Major Geomagnetic Storm Alert: Northern Lights Expected as Far South as Illinois This Weekend

Aurora chasers across North America are bracing for a celestial spectacle this weekend as a powerful geomagnetic storm—rated G2 on NOAA’s scale—could push the northern lights as far south as Illinois, Oregon, and even New York. The storm, driven by at least four separate coronal mass ejections (CMEs) unleashed by the sun over the past 72 hours, is expected to peak late Sunday into early Monday, offering rare mid-latitude aurora sightings. Forecasters caution that while the storm’s trajectory is promising, visibility hinges on factors like cloud cover, local light pollution, and the timing of solar activity, with the best displays likely occurring in short, intense bursts.

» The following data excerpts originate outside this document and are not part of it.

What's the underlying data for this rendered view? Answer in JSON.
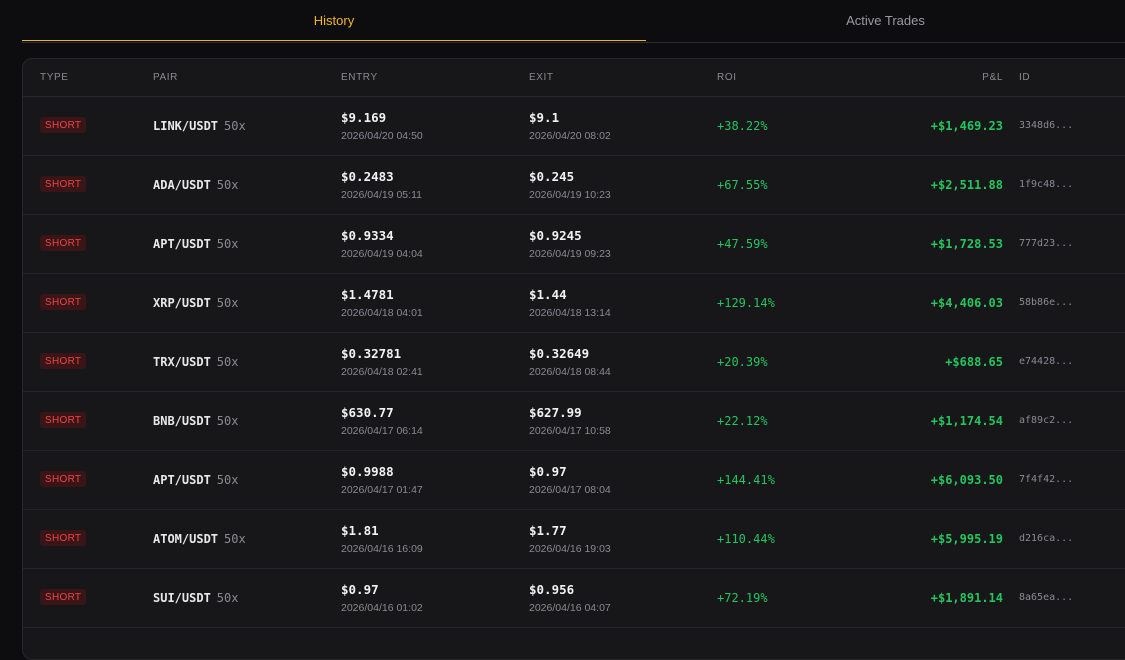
{
  "tabs": [
    {
      "label": "History",
      "active": true
    },
    {
      "label": "Active Trades",
      "active": false
    }
  ],
  "columns": {
    "type": "TYPE",
    "pair": "PAIR",
    "entry": "ENTRY",
    "exit": "EXIT",
    "roi": "ROI",
    "pnl": "P&L",
    "id": "ID"
  },
  "colors": {
    "accent": "#f0b429",
    "short": "#ef4444",
    "profit": "#22c55e"
  },
  "trades": [
    {
      "type": "SHORT",
      "pair": "LINK/USDT",
      "leverage": "50x",
      "entry_price": "$9.169",
      "entry_time": "2026/04/20 04:50",
      "exit_price": "$9.1",
      "exit_time": "2026/04/20 08:02",
      "roi": "+38.22%",
      "pnl": "+$1,469.23",
      "id": "3348d6..."
    },
    {
      "type": "SHORT",
      "pair": "ADA/USDT",
      "leverage": "50x",
      "entry_price": "$0.2483",
      "entry_time": "2026/04/19 05:11",
      "exit_price": "$0.245",
      "exit_time": "2026/04/19 10:23",
      "roi": "+67.55%",
      "pnl": "+$2,511.88",
      "id": "1f9c48..."
    },
    {
      "type": "SHORT",
      "pair": "APT/USDT",
      "leverage": "50x",
      "entry_price": "$0.9334",
      "entry_time": "2026/04/19 04:04",
      "exit_price": "$0.9245",
      "exit_time": "2026/04/19 09:23",
      "roi": "+47.59%",
      "pnl": "+$1,728.53",
      "id": "777d23..."
    },
    {
      "type": "SHORT",
      "pair": "XRP/USDT",
      "leverage": "50x",
      "entry_price": "$1.4781",
      "entry_time": "2026/04/18 04:01",
      "exit_price": "$1.44",
      "exit_time": "2026/04/18 13:14",
      "roi": "+129.14%",
      "pnl": "+$4,406.03",
      "id": "58b86e..."
    },
    {
      "type": "SHORT",
      "pair": "TRX/USDT",
      "leverage": "50x",
      "entry_price": "$0.32781",
      "entry_time": "2026/04/18 02:41",
      "exit_price": "$0.32649",
      "exit_time": "2026/04/18 08:44",
      "roi": "+20.39%",
      "pnl": "+$688.65",
      "id": "e74428..."
    },
    {
      "type": "SHORT",
      "pair": "BNB/USDT",
      "leverage": "50x",
      "entry_price": "$630.77",
      "entry_time": "2026/04/17 06:14",
      "exit_price": "$627.99",
      "exit_time": "2026/04/17 10:58",
      "roi": "+22.12%",
      "pnl": "+$1,174.54",
      "id": "af89c2..."
    },
    {
      "type": "SHORT",
      "pair": "APT/USDT",
      "leverage": "50x",
      "entry_price": "$0.9988",
      "entry_time": "2026/04/17 01:47",
      "exit_price": "$0.97",
      "exit_time": "2026/04/17 08:04",
      "roi": "+144.41%",
      "pnl": "+$6,093.50",
      "id": "7f4f42..."
    },
    {
      "type": "SHORT",
      "pair": "ATOM/USDT",
      "leverage": "50x",
      "entry_price": "$1.81",
      "entry_time": "2026/04/16 16:09",
      "exit_price": "$1.77",
      "exit_time": "2026/04/16 19:03",
      "roi": "+110.44%",
      "pnl": "+$5,995.19",
      "id": "d216ca..."
    },
    {
      "type": "SHORT",
      "pair": "SUI/USDT",
      "leverage": "50x",
      "entry_price": "$0.97",
      "entry_time": "2026/04/16 01:02",
      "exit_price": "$0.956",
      "exit_time": "2026/04/16 04:07",
      "roi": "+72.19%",
      "pnl": "+$1,891.14",
      "id": "8a65ea..."
    }
  ]
}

• A G2 geomagnetic storm on March 18-19 may bring northern lights to mid-latitudes, including Illinois, New York, and Oregon.

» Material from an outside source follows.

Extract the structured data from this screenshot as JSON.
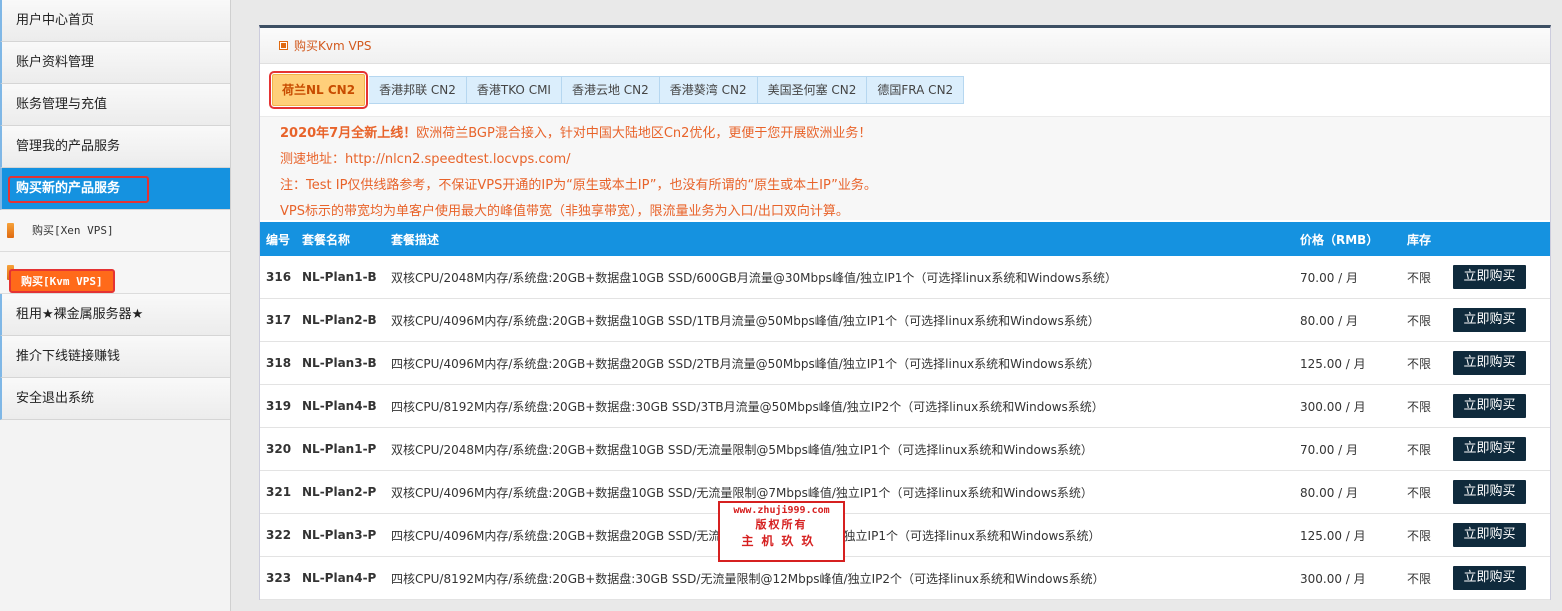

• At least four coronal mass ejections from solar flares could prolong aurora activity through March 20-21.
• Visibility depends on cloud cover, local weather, and the storm’s magnetic field alignment.
• The spring equinox enhances solar wind interaction with Earth’s magnetic field, boosting aurora chances.

Why This Geomagnetic Storm Could Bring Rare Northern Lights to the U.S.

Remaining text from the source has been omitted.